Junya Ishigami is the 19th architect to be commissioned for the Serpentine Galleries' annual program, and the fourth Japanese architect to be involved with the design of the pavilion. Ishigami—who founded his firm in 2004 after leaving the Pritzker Prize-winning practice SANAA—is a pavilion veteran, having won the prestigious Golden Lion award at the 2010 Venice Architecture Biennale for the installation “Architecture as Air."
Beyond pavilions, other notable works include the impossibly lightweight Kanagawa Institute of Technology Workshop in Japan and the cloud-like House of Peace in Copenhagen.
Ishigami's temporary structure for Kensington Gardens will involve a single canopy roof made from slate that the architect says will resemble a hill made out of rocks. "This is an attempt to supplement traditional architecture with modern methodologies and concepts, to create in this place an expanse of scenery like never seen before," he said. "Possessing the weighty presence of slate roofs seen around the world, and simultaneously appearing so light it could blow away in the breeze, the cluster of scattered rock levitates, like a billowing piece of fabric."

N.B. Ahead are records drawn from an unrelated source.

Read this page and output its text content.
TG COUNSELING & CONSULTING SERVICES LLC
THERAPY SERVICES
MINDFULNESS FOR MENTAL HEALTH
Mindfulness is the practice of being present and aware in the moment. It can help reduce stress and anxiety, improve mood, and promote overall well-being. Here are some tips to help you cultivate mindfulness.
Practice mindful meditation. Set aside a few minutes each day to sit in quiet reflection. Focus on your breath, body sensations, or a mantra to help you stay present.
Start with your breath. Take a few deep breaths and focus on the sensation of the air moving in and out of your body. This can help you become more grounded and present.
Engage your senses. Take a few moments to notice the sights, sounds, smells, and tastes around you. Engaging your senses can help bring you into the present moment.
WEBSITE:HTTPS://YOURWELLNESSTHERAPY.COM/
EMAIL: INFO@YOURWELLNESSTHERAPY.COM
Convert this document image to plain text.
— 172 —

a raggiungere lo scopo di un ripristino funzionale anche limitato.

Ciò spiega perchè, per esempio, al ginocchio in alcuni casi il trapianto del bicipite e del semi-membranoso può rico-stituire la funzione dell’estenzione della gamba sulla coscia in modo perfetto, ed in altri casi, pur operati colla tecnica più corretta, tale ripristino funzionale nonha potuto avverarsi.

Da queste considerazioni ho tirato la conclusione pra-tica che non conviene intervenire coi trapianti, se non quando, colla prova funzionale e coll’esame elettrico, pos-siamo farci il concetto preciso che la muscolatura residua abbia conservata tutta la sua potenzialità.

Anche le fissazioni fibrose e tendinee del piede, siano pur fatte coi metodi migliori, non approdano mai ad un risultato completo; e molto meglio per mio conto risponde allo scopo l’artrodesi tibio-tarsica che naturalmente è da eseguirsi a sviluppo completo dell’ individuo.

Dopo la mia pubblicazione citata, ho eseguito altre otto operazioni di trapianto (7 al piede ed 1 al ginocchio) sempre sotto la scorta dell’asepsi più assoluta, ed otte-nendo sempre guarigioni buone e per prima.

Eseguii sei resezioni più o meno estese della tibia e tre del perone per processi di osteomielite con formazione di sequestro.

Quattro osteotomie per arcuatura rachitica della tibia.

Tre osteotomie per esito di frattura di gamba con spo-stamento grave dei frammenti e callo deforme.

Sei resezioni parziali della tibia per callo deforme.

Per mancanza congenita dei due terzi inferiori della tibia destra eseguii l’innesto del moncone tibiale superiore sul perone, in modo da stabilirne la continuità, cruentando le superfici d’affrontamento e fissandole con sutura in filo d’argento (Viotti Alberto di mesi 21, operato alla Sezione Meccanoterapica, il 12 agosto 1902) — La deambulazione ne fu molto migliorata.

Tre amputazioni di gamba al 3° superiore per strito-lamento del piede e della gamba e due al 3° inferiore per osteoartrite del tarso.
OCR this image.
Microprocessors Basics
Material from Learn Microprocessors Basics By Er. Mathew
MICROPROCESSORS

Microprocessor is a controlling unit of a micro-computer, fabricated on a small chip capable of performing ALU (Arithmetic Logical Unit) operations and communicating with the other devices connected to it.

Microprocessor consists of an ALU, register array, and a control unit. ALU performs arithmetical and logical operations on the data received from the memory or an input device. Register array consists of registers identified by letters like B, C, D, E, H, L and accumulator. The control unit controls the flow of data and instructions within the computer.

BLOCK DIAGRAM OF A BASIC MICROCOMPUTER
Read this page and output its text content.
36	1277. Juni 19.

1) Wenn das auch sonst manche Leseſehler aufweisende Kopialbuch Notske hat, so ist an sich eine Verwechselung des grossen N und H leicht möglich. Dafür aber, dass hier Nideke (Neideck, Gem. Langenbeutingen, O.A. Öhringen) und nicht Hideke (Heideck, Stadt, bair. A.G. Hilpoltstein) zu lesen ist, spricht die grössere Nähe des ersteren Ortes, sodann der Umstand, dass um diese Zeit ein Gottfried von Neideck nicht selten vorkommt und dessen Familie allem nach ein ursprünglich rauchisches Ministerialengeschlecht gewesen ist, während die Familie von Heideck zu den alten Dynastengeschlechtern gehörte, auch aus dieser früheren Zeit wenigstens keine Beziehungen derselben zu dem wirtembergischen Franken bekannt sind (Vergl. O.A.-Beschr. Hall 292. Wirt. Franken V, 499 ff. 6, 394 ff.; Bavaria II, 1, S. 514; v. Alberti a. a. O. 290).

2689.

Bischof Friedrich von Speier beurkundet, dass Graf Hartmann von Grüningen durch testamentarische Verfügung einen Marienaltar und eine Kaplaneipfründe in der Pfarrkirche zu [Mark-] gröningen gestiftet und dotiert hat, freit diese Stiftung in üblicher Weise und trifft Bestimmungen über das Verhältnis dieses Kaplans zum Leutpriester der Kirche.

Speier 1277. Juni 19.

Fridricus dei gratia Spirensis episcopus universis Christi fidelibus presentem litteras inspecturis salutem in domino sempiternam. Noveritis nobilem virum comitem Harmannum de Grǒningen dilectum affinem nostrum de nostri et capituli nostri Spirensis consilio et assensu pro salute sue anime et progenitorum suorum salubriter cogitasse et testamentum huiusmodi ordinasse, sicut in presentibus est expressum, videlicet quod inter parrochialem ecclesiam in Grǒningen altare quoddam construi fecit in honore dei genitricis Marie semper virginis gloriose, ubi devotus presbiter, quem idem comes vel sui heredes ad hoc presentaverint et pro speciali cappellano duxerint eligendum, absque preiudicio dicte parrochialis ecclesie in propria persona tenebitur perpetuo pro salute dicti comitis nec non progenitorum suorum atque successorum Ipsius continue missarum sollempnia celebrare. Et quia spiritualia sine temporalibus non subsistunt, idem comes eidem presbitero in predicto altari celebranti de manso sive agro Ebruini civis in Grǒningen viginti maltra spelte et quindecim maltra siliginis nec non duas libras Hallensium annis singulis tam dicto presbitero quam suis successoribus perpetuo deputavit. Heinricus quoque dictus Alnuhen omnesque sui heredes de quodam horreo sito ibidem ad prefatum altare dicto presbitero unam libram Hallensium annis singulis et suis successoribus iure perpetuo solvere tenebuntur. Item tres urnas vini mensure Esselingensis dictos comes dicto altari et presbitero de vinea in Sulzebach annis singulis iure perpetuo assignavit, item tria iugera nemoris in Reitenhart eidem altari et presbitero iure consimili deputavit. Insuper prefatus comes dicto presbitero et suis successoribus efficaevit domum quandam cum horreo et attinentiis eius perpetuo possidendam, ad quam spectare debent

Since Zaha Hadid's inaugural commission in 2000, the Serpentine Gallery has tapped celebrity architects such as Sou Fujimoto, Jean Nouvel, Herzog & de Meuron, and Peter Zumthor to take over Kensington Gardens for the summer. However, in recent years, the gallery has trended towards the work of promising young practices and Ishigami's selection follows the successful pavilions of fellow rising stars, Frida Escobedo (2018) and Diébédo Francis Kéré (2017).
The 2019 Serpentine Pavilion will open to the public on June 20th, remaining on display through October 6th.